Merkez Bankası Para Politikası Kurulu ilk kez Fatih Karahan Başkanlığında toplandı. Faiz kararı, her ne kadar piyasada istikrar olacağının göstergelerinden biri olsa da, tek başına yeterli değildir.
Altın her dönemde güvenli liman olarak görülür. Küçük yatırımcı kısa vade de altından vazgeçmez. Piyasaya istikrar geldiğine ikna olursa, altına olan talep azalır ve tabii olarak altın fiyatlarında düşüş başlar.
Politika faizinin sabit tutulması, sürekli yapılan zamların durması için bir başlangıç noktası olabilir. Bununla birlikte üretim dinamiklerinin finanse edilmesi gerekir. Özellikle deprem bölgesi bu konu da dezavantajlı, bu bölgenin ekonomiye katılması gerekir.

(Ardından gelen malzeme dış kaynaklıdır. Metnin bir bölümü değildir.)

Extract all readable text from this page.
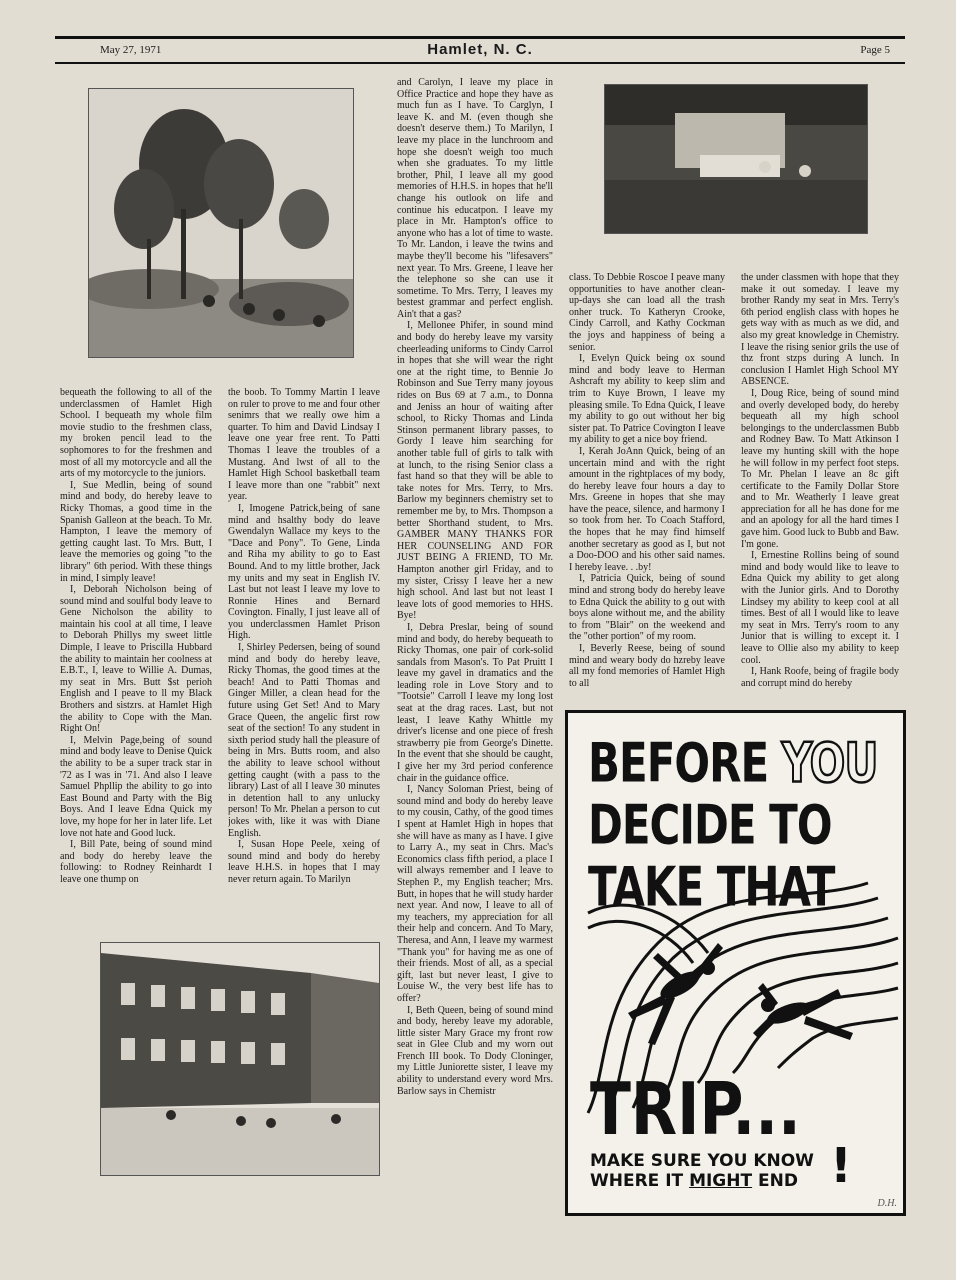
May 27, 1971	Hamlet, N. C.	Page 5

bequeath the following to all of the underclassmen of Hamlet High School. I bequeath my whole film movie studio to the freshmen class, my broken pencil lead to the sophomores to for the freshmen and most of all my motorcycle and all the arts of my motorcycle to the juniors.

I, Sue Medlin, being of sound mind and body, do hereby leave to Ricky Thomas, a good time in the Spanish Galleon at the beach. To Mr. Hampton, I leave the memory of getting caught last. To Mrs. Butt, I leave the memories og going "to the library" 6th period. With these things in mind, I simply leave!

I, Deborah Nicholson being of sound mind and soulful body leave to Gene Nicholson the ability to maintain his cool at all time, I leave to Deborah Phillys my sweet little Dimple, I leave to Priscilla Hubbard the ability to maintain her coolness at E.B.T., I, leave to Willie A. Dumas, my seat in Mrs. Butt $st perioh English and I peave to ll my Black Brothers and sistzrs. at Hamlet High the ability to Cope with the Man. Right On!

I, Melvin Page,being of sound mind and body leave to Denise Quick the ability to be a super track star in '72 as I was in '71. And also I leave Samuel Phpllip the ability to go into East Bound and Party with the Big Boys. And I leave Edna Quick my love, my hope for her in later life. Let love not hate and Good luck.

I, Bill Pate, being of sound mind and body do hereby leave the following: to Rodney Reinhardt I leave one thump on

the boob. To Tommy Martin I leave on ruler to prove to me and four other senimrs that we really owe him a quarter. To him and David Lindsay I leave one year free rent. To Patti Thomas I leave the troubles of a Mustang. And lwst of all to the Hamlet High School basketball team I leave more than one "rabbit" next year.

I, Imogene Patrick,being of sane mind and hsalthy body do leave Gwendalyn Wallace my keys to the "Dace and Pony". To Gene, Linda and Riha my ability to go to East Bound. And to my little brother, Jack my units and my seat in English IV. Last but not least I leave my love to Ronnie Hines and Bernard Covington. Finally, I just leave all of you underclassmen Hamlet Prison High.

I, Shirley Pedersen, being of sound mind and body do hereby leave, Ricky Thomas, the good times at the beach! And to Patti Thomas and Ginger Miller, a clean head for the future using Get Set! And to Mary Grace Queen, the angelic first row seat of the section! To any student in sixth period study hall the pleasure of being in Mrs. Butts room, and also the ability to leave school without getting caught (with a pass to the library) Last of all I leave 30 minutes in detention hall to any unlucky person! To Mr. Phelan a person to cut jokes with, like it was with Diane English.

I, Susan Hope Peele, xeing of sound mind and body do hereby leave H.H.S. in hopes that I may never return again. To Marilyn

and Carolyn, I leave my place in Office Practice and hope they have as much fun as I have. To Carglyn, I leave K. and M. (even though she doesn't deserve them.) To Marilyn, I leave my place in the lunchroom and hope she doesn't weigh too much when she graduates. To my little brother, Phil, I leave all my good memories of H.H.S. in hopes that he'll change his outlook on life and continue his educatpon. I leave my place in Mr. Hampton's office to anyone who has a lot of time to waste. To Mr. Landon, i leave the twins and maybe they'll become his "lifesavers" next year. To Mrs. Greene, I leave her the telephone so she can use it sometime. To Mrs. Terry, I leaves my bestest grammar and perfect english. Ain't that a gas?

I, Mellonee Phifer, in sound mind and body do hereby leave my varsity cheerleading uniforms to Cindy Carrol in hopes that she will wear the right one at the right time, to Bennie Jo Robinson and Sue Terry many joyous rides on Bus 69 at 7 a.m., to Donna and Jeniss an hour of waiting after school, to Ricky Thomas and Linda Stinson permanent library passes, to Gordy I leave him searching for another table full of girls to talk with at lunch, to the rising Senior class a fast hand so that they will be able to take notes for Mrs. Terry, to Mrs. Barlow my beginners chemistry set to remember me by, to Mrs. Thompson a better Shorthand student, to Mrs. GAMBER MANY THANKS FOR HER COUNSELING AND FOR JUST BEING A FRIEND, TO Mr. Hampton another girl Friday, and to my sister, Crissy I leave her a new high school. And last but not least I leave lots of good memories to HHS. Bye!

I, Debra Preslar, being of sound mind and body, do hereby bequeath to Ricky Thomas, one pair of cork-solid sandals from Mason's. To Pat Pruitt I leave my gavel in dramatics and the leading role in Love Story and to "Tootsie" Carroll I leave my long lost seat at the drag races. Last, but not least, I leave Kathy Whittle my driver's license and one piece of fresh strawberry pie from George's Dinette. In the event that she should be caught, I give her my 3rd period conference chair in the guidance office.

I, Nancy Soloman Priest, being of sound mind and body do hereby leave to my cousin, Cathy, of the good times I spent at Hamlet High in hopes that she will have as many as I have. I give to Larry A., my seat in Chrs. Mac's Economics class fifth period, a place I will always remember and I leave to Stephen P., my English teacher; Mrs. Butt, in hopes that he will study harder next year. And now, I leave to all of my teachers, my appreciation for all their help and concern. And To Mary, Theresa, and Ann, I leave my warmest "Thank you" for having me as one of their friends. Most of all, as a special gift, last but never least, I give to Louise W., the very best life has to offer?

I, Beth Queen, being of sound mind and body, hereby leave my adorable, little sister Mary Grace my front row seat in Glee Club and my worn out French III book. To Dody Cloninger, my Little Juniorette sister, I leave my ability to understand every word Mrs. Barlow says in Chemistr

class. To Debbie Roscoe I peave many opportunities to have another clean-up-days she can load all the trash onher truck. To Katheryn Crooke, Cindy Carroll, and Kathy Cockman the joys and happiness of being a senior.

I, Evelyn Quick being ox sound mind and body leave to Herman Ashcraft my ability to keep slim and trim to Kuye Brown, I leave my pleasing smile. To Edna Quick, I leave my ability to go out without her big sister pat. To Patrice Covington I leave my ability to get a nice boy friend.

I, Kerah JoAnn Quick, being of an uncertain mind and with the right amount in the rightplaces of my body, do hereby leave four hours a day to Mrs. Greene in hopes that she may have the peace, silence, and harmony I so took from her. To Coach Stafford, the hopes that he may find himself another secretary as good as I, but not a Doo-DOO and his other said names. I hereby leave. . .by!

I, Patricia Quick, being of sound mind and strong body do hereby leave to Edna Quick the ability to g out with boys alone without me, and the ability to from "Blair" on the weekend and the "other portion" of my room.

I, Beverly Reese, being of sound mind and weary body do hzreby leave all my fond memories of Hamlet High to all

the under classmen with hope that they make it out someday. I leave my brother Randy my seat in Mrs. Terry's 6th period english class with hopes he gets way with as much as we did, and also my great knowledge in Chemistry. I leave the rising senior grils the use of thz front stzps during A lunch. In conclusion I Hamlet High School MY ABSENCE.

I, Doug Rice, being of sound mind and overly developed body, do hereby bequeath all my high school belongings to the underclassmen Bubb and Rodney Baw. To Matt Atkinson I leave my hunting skill with the hope he will follow in my perfect foot steps. To Mr. Phelan I leave an 8c gift certificate to the Family Dollar Store and to Mr. Weatherly I leave great appreciation for all he has done for me and an apology for all the hard times I gave him. Good luck to Bubb and Baw. I'm gone.

I, Ernestine Rollins being of sound mind and body would like to leave to Edna Quick my ability to get along with the Junior girls. And to Dorothy Lindsey my ability to keep cool at all times. Best of all I would like to leave my seat in Mrs. Terry's room to any Junior that is willing to except it. I leave to Ollie also my ability to keep cool.

I, Hank Roofe, being of fragile body and corrupt mind do hereby

BEFORE YOU
DECIDE TO
TAKE THAT
TRIP...
MAKE SURE YOU KNOW
WHERE IT MIGHT END !
D.H.
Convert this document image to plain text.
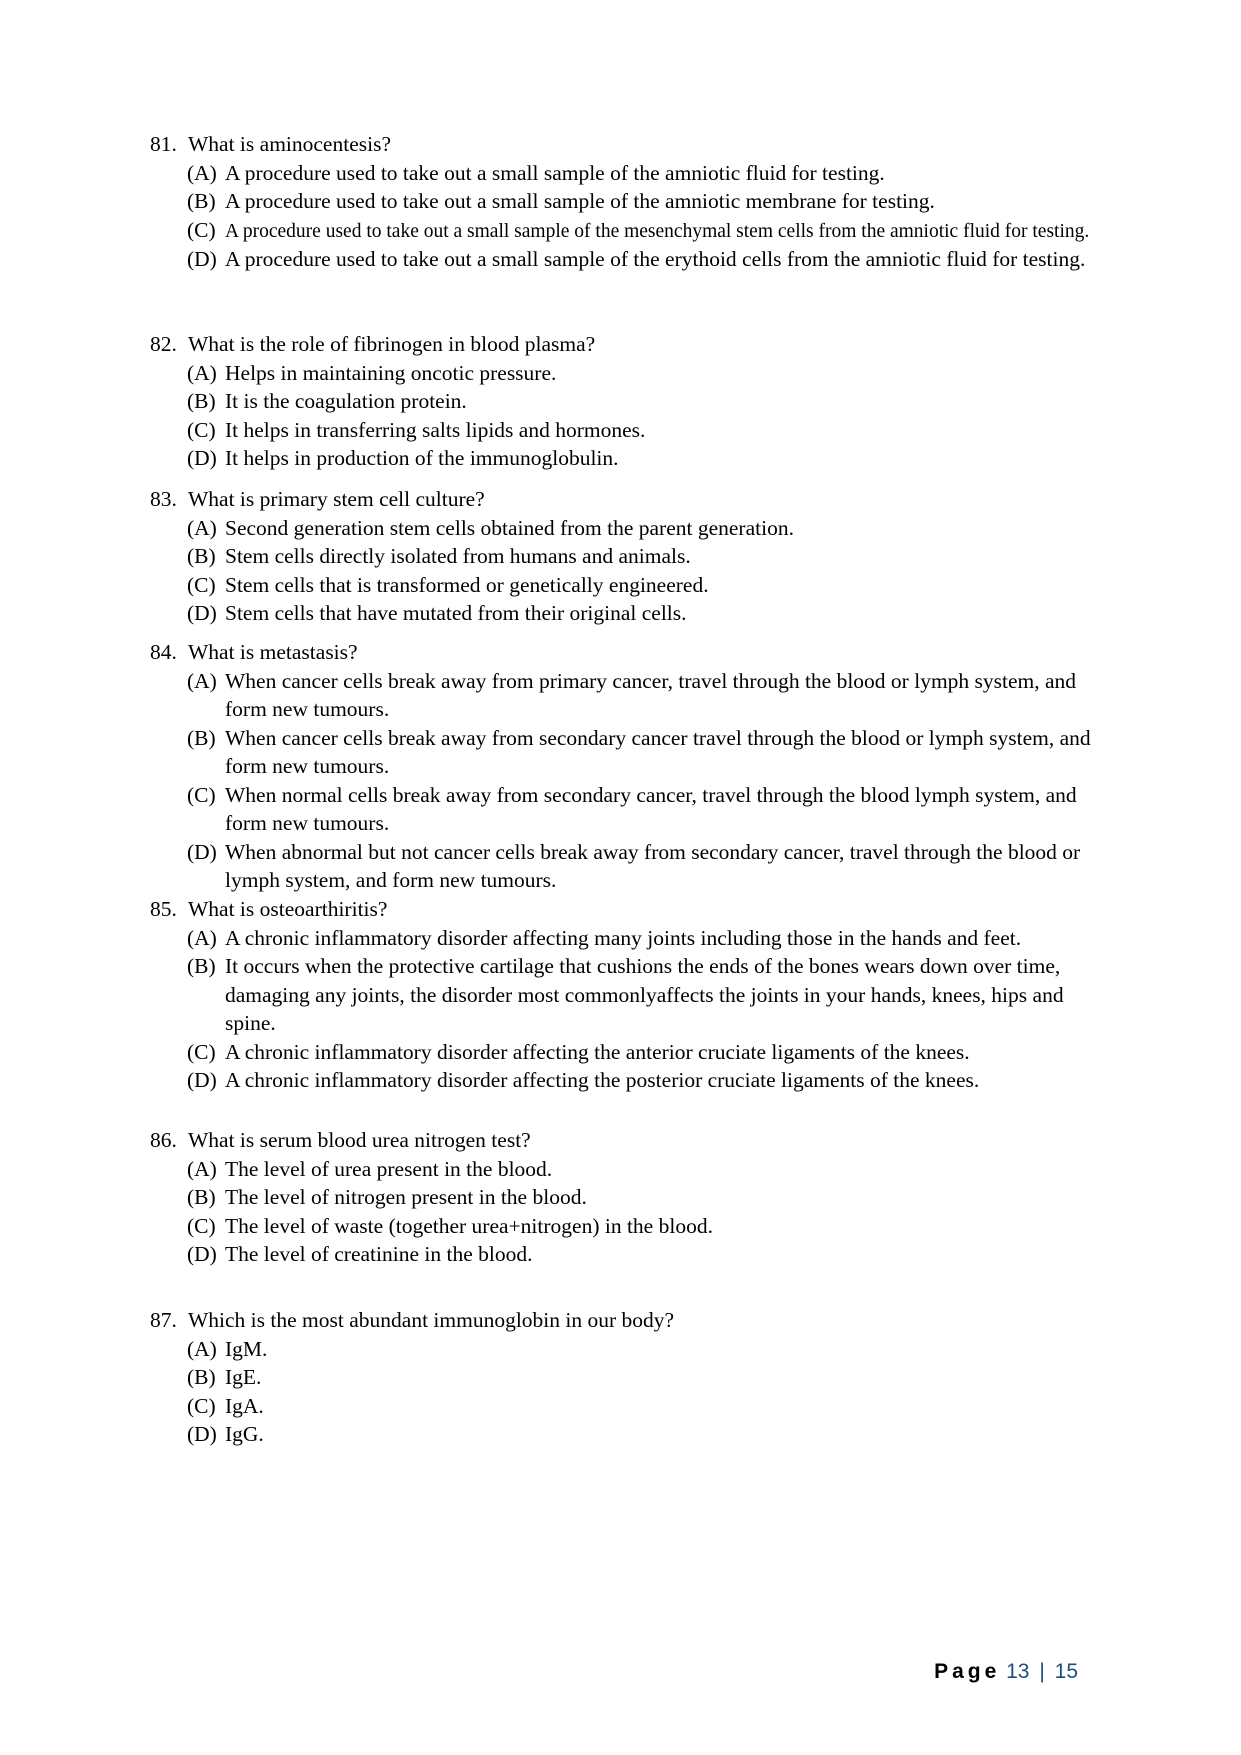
81. What is aminocentesis?
(A) A procedure used to take out a small sample of the amniotic fluid for testing.
(B) A procedure used to take out a small sample of the amniotic membrane for testing.
(C) A procedure used to take out a small sample of the mesenchymal stem cells from the amniotic fluid for testing.
(D) A procedure used to take out a small sample of the erythoid cells from the amniotic fluid for testing.
82. What is the role of fibrinogen in blood plasma?
(A) Helps in maintaining oncotic pressure.
(B) It is the coagulation protein.
(C) It helps in transferring salts lipids and hormones.
(D) It helps in production of the immunoglobulin.
83. What is primary stem cell culture?
(A) Second generation stem cells obtained from the parent generation.
(B) Stem cells directly isolated from humans and animals.
(C) Stem cells that is transformed or genetically engineered.
(D) Stem cells that have mutated from their original cells.
84. What is metastasis?
(A) When cancer cells break away from primary cancer, travel through the blood or lymph system, and form new tumours.
(B) When cancer cells break away from secondary cancer travel through the blood or lymph system, and form new tumours.
(C) When normal cells break away from secondary cancer, travel through the blood lymph system, and form new tumours.
(D) When abnormal but not cancer cells break away from secondary cancer, travel through the blood or lymph system, and form new tumours.
85. What is osteoarthiritis?
(A) A chronic inflammatory disorder affecting many joints including those in the hands and feet.
(B) It occurs when the protective cartilage that cushions the ends of the bones wears down over time, damaging any joints, the disorder most commonlyaffects the joints in your hands, knees, hips and spine.
(C) A chronic inflammatory disorder affecting the anterior cruciate ligaments of the knees.
(D) A chronic inflammatory disorder affecting the posterior cruciate ligaments of the knees.
86. What is serum blood urea nitrogen test?
(A) The level of urea present in the blood.
(B) The level of nitrogen present in the blood.
(C) The level of waste (together urea+nitrogen) in the blood.
(D) The level of creatinine in the blood.
87. Which is the most abundant immunoglobin in our body?
(A) IgM.
(B) IgE.
(C) IgA.
(D) IgG.
Page 13 | 15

Sürekli yapılan faiz artışları, piyasadaki sermayenin mevduat hesaplarına yatırılmasına neden olmuştu. Bu durumda piyasadan nakit paranın çekilmesine ve durgunluğa neden olmuştu. Birçok işyeri bu nedenle kapanmıştı. Faiz oranının sabit tutulmasını yeni bir dönem olarak adlandırırsak, bu dönemde mevduat hesaplarına işlenen faiz getirisi yetersiz kalır ise nakit para tekrardan piyasaya dönecektir. Birkaç aydır durgun olan ticari hayat bu sayede tekrardan hareketlilik yaşayabilir.
Yazının başından beri hep ihtimaller üzerinden yazdım. Çünkü faiz kararları hiçbir zaman piyasalar için yeterli gelmemiştir. Bu kararların çeşitli dinamikler ile desteklenmesi gerekir. Bu konu da en başta uzmanlara kulak verilmelidir. Ekonomi ses yükseltip, alçaltmayla yönetilmez.